The two men spoke less than a week after Prime Minister Benjamin Netanyahu's new government decided to sanction the PA both for its policy of providing monthly stipends to terrorists and their families and for its appeal against Israel to the International Court of Justice. The sanctions include the withholding of tax fees that Israel collects on behalf of the PA.
Shtayyeh repeated his demand for “real” American pressure on the Israeli government to stop all violations and release the Palestinian funds that it deducts from tax revenues it collects on behalf of the Palestinians in response to payments made to the families of Palestinian prisoners and “martyrs.”
“The Palestinian people and their leadership will not accept the fait accompli, and we will move forward in the popular, diplomatic and legal struggle in the face of the Israeli measures,” Shtayyeh pledged.
Amr also met in Ramallah with PLO Secretary-General Hussein al-Sheikh, who said he stressed the need for a political horizon that preserves the two-state solution in accordance with international legitimacy. Sheikh too warned of the Israeli government’s “unilateral measures and daily attacks which destroy the efforts towards a two-state solution and destroy security and stability.”
Edelstein and Nides meet
In Jerusalem on Wednesday, Foreign Affairs and Defense Committee Chairman Yuli Edelstein (Likud) asked US Ambassador Tom Nides that more must be done to halt Palestinian incitement and that West Bank settlement activity must continue.
"I presented to Ambassador Nides my clear position about the necessity in the territory of the settlements in Judea and Samaria," Edelstein wrote in a post he placed on his Facebook page after the visit.
He also spoke about the Temple Mount and defended National Security Minister Itamar Ben-Gvir's visit to the al-Aqsa Mosque compound on that site last week.
It was a move that was globally condemned as a violation of the status quo, in which visitors of all faiths can visit but only Muslims can pray there.
Israel has insisted that Ben-Gvir's visit was in keeping with those restrictions and Edelstein explained this to Nides.
"I clarified that the status quo is upheld and precisely because of that there is a need to deal with the Palestinian conduct that incites with all things relating to the Temple Mount," he said.

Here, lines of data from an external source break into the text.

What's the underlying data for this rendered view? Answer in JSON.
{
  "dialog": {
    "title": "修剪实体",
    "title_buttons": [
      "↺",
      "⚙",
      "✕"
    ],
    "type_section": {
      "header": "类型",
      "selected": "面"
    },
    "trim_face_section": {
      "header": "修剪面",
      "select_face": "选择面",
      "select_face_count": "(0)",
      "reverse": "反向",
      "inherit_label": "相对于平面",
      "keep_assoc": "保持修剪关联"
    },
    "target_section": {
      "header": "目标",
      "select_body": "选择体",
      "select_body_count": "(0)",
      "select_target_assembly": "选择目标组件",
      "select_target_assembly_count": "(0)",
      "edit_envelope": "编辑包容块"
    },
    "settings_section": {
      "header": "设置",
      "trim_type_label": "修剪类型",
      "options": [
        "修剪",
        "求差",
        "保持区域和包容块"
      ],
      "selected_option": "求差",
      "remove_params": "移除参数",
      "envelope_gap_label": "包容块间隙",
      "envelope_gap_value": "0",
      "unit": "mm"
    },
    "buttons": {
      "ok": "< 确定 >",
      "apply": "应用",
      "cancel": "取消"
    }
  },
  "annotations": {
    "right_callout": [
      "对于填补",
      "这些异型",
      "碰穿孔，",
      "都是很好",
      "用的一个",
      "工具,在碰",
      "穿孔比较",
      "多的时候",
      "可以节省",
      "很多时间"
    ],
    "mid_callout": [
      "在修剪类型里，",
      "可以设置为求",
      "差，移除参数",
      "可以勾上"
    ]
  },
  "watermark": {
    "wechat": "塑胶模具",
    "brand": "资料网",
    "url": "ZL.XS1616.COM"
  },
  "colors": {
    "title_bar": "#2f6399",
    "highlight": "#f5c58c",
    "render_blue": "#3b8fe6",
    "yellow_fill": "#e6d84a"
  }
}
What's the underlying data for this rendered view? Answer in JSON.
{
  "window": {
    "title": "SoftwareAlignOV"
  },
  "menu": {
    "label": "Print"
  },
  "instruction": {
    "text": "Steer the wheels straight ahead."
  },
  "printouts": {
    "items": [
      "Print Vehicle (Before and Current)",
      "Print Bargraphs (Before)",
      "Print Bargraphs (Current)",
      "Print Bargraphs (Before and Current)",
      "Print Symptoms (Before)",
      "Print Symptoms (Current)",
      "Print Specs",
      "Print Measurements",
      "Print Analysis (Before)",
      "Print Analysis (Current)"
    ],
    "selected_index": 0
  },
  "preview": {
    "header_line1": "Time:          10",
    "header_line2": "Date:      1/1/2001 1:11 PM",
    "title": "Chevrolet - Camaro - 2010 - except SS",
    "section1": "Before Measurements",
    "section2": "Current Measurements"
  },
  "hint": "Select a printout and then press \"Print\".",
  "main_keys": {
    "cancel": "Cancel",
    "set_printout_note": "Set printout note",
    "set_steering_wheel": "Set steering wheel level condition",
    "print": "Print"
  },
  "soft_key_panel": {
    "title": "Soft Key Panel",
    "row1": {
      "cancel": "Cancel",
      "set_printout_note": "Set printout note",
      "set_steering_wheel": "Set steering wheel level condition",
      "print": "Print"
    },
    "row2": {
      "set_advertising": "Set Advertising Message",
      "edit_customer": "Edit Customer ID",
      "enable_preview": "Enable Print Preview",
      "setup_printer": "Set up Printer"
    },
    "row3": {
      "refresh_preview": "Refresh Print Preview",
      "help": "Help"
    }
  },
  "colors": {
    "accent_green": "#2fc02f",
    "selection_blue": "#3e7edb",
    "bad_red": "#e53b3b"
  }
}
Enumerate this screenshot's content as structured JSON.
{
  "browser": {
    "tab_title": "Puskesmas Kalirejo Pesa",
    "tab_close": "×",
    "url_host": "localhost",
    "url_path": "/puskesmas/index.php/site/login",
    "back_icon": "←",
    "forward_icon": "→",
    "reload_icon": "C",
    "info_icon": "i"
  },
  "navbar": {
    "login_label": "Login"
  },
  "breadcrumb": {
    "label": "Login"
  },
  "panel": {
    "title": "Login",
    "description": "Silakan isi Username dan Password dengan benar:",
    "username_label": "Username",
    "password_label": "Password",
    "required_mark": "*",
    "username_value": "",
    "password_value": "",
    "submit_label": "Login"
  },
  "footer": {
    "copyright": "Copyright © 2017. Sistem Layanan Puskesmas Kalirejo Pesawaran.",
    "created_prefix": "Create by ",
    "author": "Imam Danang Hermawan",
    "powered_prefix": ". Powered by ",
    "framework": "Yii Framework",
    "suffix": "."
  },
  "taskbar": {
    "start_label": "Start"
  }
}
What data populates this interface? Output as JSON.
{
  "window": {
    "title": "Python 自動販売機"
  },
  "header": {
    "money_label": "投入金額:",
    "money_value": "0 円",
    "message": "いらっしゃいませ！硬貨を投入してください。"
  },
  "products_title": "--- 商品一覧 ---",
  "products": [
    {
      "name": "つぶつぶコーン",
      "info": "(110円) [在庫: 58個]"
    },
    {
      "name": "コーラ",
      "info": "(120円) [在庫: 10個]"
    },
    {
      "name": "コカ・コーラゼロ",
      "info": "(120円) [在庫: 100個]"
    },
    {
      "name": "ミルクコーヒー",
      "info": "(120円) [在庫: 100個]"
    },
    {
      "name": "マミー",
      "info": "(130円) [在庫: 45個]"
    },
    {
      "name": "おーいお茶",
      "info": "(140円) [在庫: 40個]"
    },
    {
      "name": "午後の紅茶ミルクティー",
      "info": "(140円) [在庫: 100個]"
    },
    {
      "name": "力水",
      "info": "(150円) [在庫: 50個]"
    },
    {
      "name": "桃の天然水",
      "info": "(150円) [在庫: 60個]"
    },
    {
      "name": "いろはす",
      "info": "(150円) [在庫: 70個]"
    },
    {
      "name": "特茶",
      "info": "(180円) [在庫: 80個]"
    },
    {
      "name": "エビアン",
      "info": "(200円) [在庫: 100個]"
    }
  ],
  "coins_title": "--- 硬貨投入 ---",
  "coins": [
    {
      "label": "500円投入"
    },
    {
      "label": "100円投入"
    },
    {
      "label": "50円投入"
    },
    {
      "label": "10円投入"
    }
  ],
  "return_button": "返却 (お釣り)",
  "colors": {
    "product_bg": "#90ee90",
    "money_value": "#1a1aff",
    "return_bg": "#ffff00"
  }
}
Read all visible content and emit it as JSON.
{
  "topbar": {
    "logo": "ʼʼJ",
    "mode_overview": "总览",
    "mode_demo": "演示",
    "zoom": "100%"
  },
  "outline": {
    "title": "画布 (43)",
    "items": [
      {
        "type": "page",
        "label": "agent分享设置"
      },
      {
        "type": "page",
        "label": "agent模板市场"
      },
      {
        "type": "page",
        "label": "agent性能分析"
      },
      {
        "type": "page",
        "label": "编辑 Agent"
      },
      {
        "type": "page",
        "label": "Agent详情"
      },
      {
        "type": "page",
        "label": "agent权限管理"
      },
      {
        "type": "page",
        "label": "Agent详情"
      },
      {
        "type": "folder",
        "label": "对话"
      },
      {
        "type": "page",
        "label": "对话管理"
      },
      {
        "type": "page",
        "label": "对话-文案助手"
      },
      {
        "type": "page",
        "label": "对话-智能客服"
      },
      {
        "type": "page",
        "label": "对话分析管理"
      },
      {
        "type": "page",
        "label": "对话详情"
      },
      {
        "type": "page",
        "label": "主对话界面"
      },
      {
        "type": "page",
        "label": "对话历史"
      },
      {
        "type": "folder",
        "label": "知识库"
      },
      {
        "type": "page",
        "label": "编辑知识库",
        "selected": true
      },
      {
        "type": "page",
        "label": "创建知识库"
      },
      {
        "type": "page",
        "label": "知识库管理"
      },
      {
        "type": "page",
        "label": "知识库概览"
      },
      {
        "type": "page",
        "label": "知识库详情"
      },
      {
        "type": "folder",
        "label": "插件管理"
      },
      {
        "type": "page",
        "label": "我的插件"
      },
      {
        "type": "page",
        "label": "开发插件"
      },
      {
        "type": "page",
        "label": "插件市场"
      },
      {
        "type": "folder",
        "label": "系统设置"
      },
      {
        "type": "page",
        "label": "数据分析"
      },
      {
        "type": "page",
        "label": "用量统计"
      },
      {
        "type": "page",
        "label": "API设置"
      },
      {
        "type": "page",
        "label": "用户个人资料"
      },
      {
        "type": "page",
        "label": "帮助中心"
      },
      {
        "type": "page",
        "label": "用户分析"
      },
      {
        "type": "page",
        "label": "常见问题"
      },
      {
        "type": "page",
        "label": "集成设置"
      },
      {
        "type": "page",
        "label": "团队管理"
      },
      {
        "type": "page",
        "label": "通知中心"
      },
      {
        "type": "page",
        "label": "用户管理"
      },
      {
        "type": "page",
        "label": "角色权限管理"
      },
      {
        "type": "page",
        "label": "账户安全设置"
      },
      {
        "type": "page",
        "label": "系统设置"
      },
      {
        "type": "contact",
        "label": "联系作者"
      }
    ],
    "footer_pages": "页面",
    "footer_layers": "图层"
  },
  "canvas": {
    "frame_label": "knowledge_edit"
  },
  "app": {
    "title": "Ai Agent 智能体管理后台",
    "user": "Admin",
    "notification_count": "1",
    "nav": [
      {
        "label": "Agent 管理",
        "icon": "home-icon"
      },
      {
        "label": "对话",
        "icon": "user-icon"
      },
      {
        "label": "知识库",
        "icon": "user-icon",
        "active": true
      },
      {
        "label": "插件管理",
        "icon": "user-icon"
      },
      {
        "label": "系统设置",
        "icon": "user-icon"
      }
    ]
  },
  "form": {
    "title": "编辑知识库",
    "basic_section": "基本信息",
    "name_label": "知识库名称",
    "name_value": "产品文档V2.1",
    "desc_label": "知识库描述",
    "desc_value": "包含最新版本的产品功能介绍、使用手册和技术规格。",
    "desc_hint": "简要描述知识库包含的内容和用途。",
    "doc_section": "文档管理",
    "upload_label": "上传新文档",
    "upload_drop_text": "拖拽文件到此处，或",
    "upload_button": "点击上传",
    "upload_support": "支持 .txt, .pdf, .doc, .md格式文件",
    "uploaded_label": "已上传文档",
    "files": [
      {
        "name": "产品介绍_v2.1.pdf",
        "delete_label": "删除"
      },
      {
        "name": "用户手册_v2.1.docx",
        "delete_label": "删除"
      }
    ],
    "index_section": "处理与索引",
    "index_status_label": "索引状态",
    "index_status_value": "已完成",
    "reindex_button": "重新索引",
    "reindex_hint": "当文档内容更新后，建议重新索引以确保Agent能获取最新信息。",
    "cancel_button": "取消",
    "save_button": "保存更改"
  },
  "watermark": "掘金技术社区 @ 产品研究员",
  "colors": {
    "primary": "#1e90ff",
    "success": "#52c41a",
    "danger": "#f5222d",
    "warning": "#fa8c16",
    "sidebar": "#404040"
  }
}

Edelstein, who is a former Knesset speaker, lives in the Gush Etzion region of the West Bank and is a strong supporter of Israel's religious and historic right to that region, which he refers to as Judea and Samaria.
As the head of the FADC, he will also be one of the new government's faces to the International community.
“I lived for 28 years in Gush Etzion," Edelstein told Nides. "I know that life doesn't stop; the families there are developing and it's impossible to put their lives on hold. Construction should continue."
Edelstein wrote that he and Nides discussed the importance of strengthening the relationship between the two countries based on shared values and interests.
But the Biden administration is at odds with Israel when it comes to settlement activity, which it opposes.
On Tuesday Nides told Israel's KAN News that "we want to keep a vision of a two-state solution alive and .. massive settlement growth will not accomplish that goal.. in which case we will oppose it and we will be very clear about our opposition."